Thread Safety and SMP Scalability
All elements of Qore are thread-safe, and the language in general has been designed with SMP scalability in mind. The internal design and implementation of Qore favors multithreaded performance over single-threaded performance, so multithreaded Qore programs can count on an efficient and stable execution platform, and do not have to limit themselves to a subset of Qore's functionality (see Threading). Additionally, Qore includes optimizations designed to reduce the number of SMP cache invalidations that provide a substantial performance boost on SMP machines.

Qore supports deadlock detection in complex locking scenarios and will throw an exception rather than allow an operation to be performed that would cause a deadlock. Furthermore, Qore's threading primitives detect threading errors and throw exceptions in these cases as well.

Database Integration and DBI Layer
Retrieving, comparing, and manipulating data in a consistent manner from heterogenous database types is made possible by Qore's built-in database integration. Qore was designed with a database independent interfacing (DBI) layer, providing a standard interface for Qore programs to access any database supported by a Qore DBI driver (see the Datasource class). Qore now supports a very high level API in SqlUtil, which provides facilities for automatic schema management and programmatic SQL generation as well as data synchronization between heterogenous database types and more.

Function and Class Library
Qore's basic functionality covers areas such as: POSIX-compliant command-line parsing (ex: GetOpt class), strong encryption and digest calculation, thread synchronization (ex: Queue class, Mutex class, Condition class, etc), working with files (File class), socket, HTTP, and higher-level protocol communication (Socket, HTTPClient, FtpClient classes, optionally with TLS/SSL encryption), support for dynamic embedded application logic (Program class). Additionally, Qore's functionality is extended with modules delivered separately from the Qore library (see Module Description or Qore's home page for more information.

Familiar Syntax
Qore syntax is similar to other programming languages, allowing new programmers to rapidly come up to speed in Qore. Qore borrows features from languages such as: C++ (ex: multiple inheritance, exception handling, static methods), Java (ex: the synchronized keyword, the instanceof operator, object and class implementation), Perl (ex: the foreach statement, splice, push, pop, chomp, trim operators, perl5-compatible regular expressions, and more), the D Programming Language (the on_exit, on_success, and on_error statements provide exception-aware functionality similar to D's scope(exit), scope(failure), allowing exception-aware cleanup code to be placed next to the code requiring cleanup), Python (range(), xrange(), and the RangeIterator class), and others, also with many features unique to Qore. Furthermore, Qore supports closures (including binding local variables in the closure in a way that is safe to use even in multithreaded contexts) and features for advanced list processing (map, foldl, foldr, and select).
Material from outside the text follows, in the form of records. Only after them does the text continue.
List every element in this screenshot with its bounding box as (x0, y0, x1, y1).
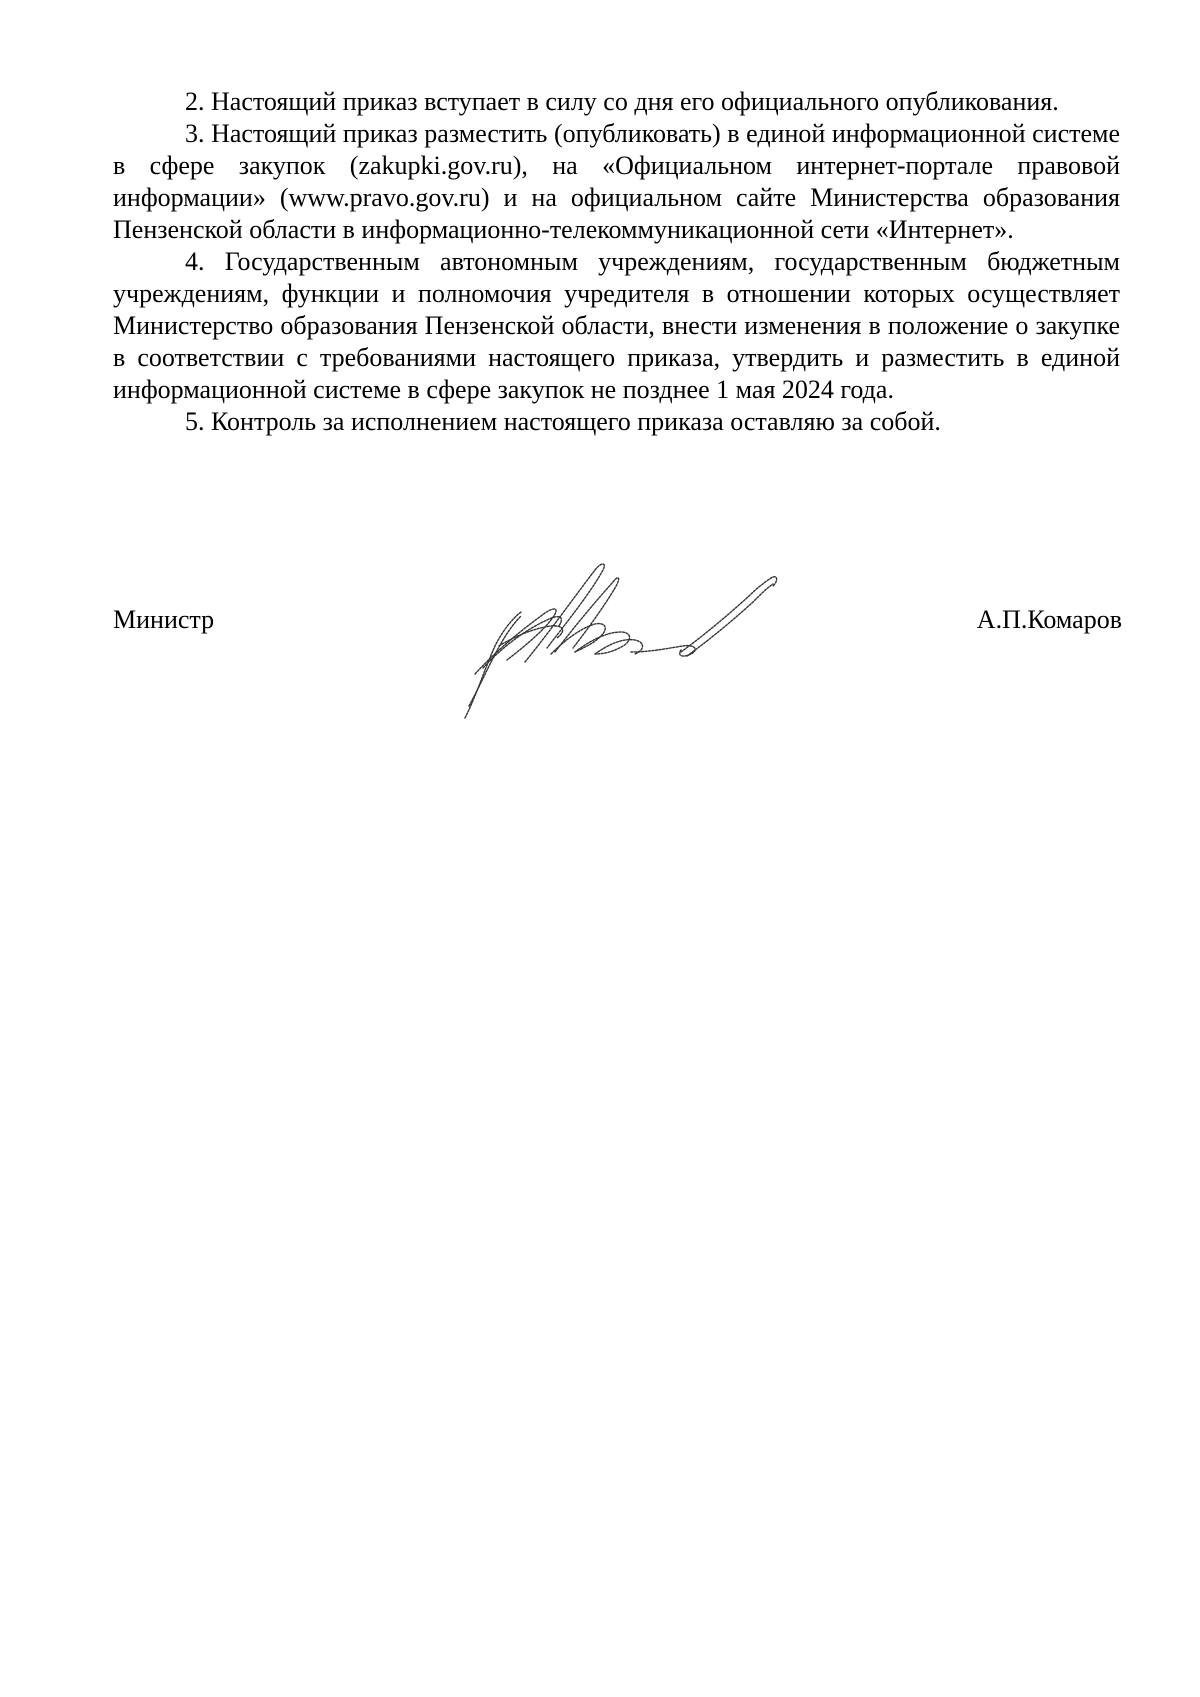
paragraph-4: 4. Государственным автономным учреждениям, государственным бюджетным учреждениям, функции и полномочия учредителя в отношении которых осуществляет Министерство образования Пензенской области, внести изменения в положение о закупке в соответствии с требованиями настоящего приказа, утвердить и разместить в единой информационной системе в сфере закупок не позднее 1 мая 2024 года. (113, 247, 1120, 404)
handwritten-signature-icon (455, 556, 795, 726)
order-body (113, 86, 1120, 438)
paragraph-2: 2. Настоящий приказ вступает в силу со дня его официального опубликования. (185, 87, 1059, 116)
paragraph-5: 5. Контроль за исполнением настоящего приказа оставляю за собой. (185, 407, 941, 436)
signatory-name: А.П.Комаров (976, 605, 1122, 634)
paragraph-3: 3. Настоящий приказ разместить (опубликовать) в единой информационной системе в сфере закупок (zakupki.gov.ru), на «Официальном интернет-портале правовой информации» (www.pravo.gov.ru) и на официальном сайте Министерства образования Пензенской области в информационно-телекоммуникационной сети «Интернет». (113, 119, 1120, 244)
signatory-title: Министр (113, 605, 215, 634)
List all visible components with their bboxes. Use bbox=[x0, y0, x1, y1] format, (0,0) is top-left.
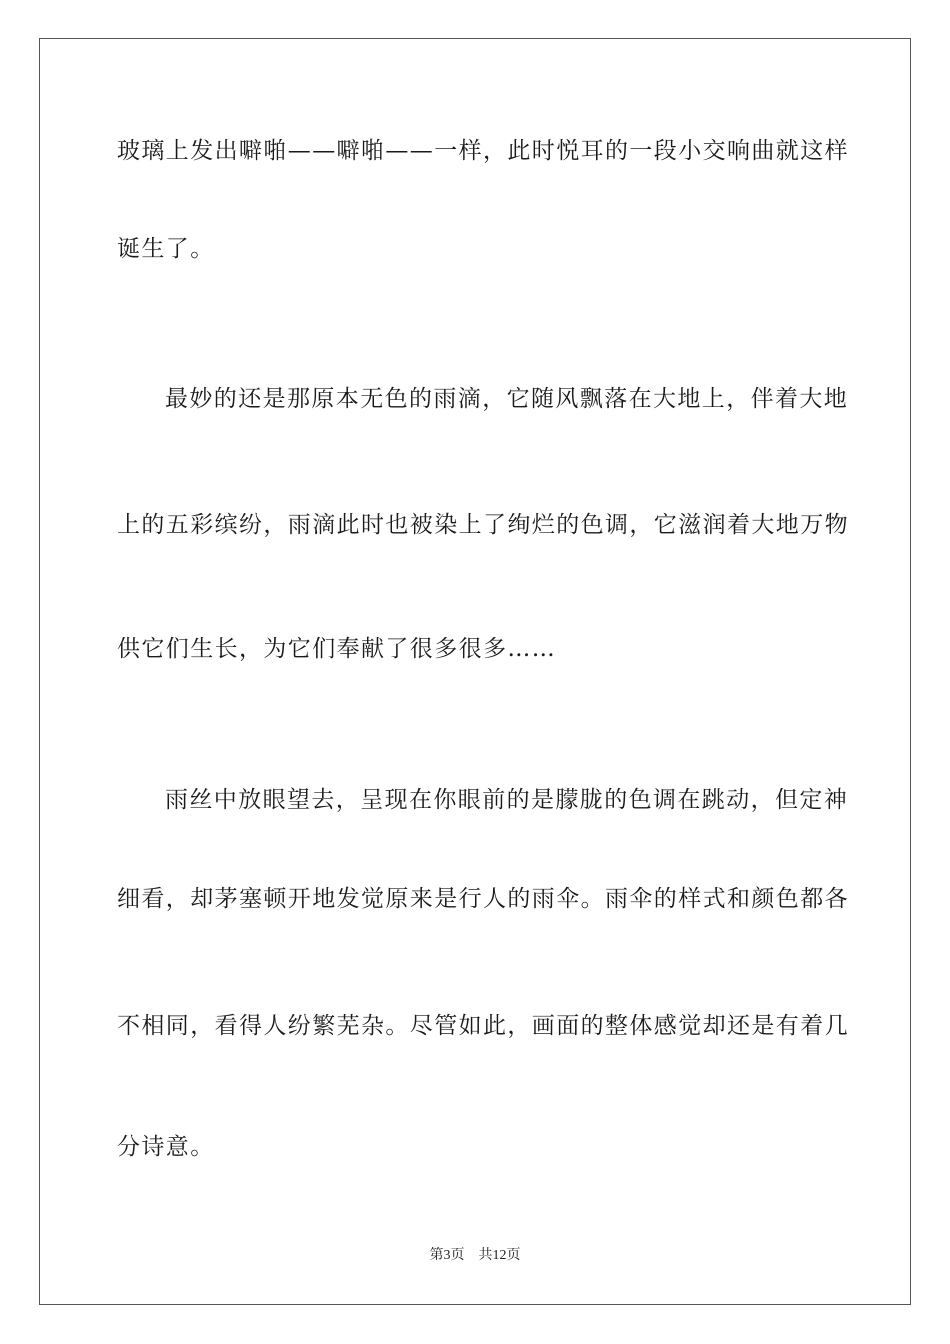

Qore's operators are designed to produce the expected results for the programmer even when data types are mixed, a feature meant to further flatten the learning curve for new programmers.

Simple Resource Management
Qore's garbage collection approach is unique and allows Qore to support the RAII idiom for resource management with deterministic collection and destruction of objects even when objects participate in recursive directed graphs; see Garbage Collection and Resource Management for more information.

Additionally, every effort is made to find and fix bugs in Qore before every release; for example valgrind is used on Linux and OSX and dbx on Solaris to check for memory leaks and memory errors. Particular attention is paid to thread-safety of all Qore components as well; Qore aims to be a stable platform for enterprise development supporting both quick script-based solutions and as an encapsulating language for embedding (and protecting) code in a server application.

Qore is moving toward establishing %new-style as the default syntax; all examples given in the Qore documentation are given assuming %new-style.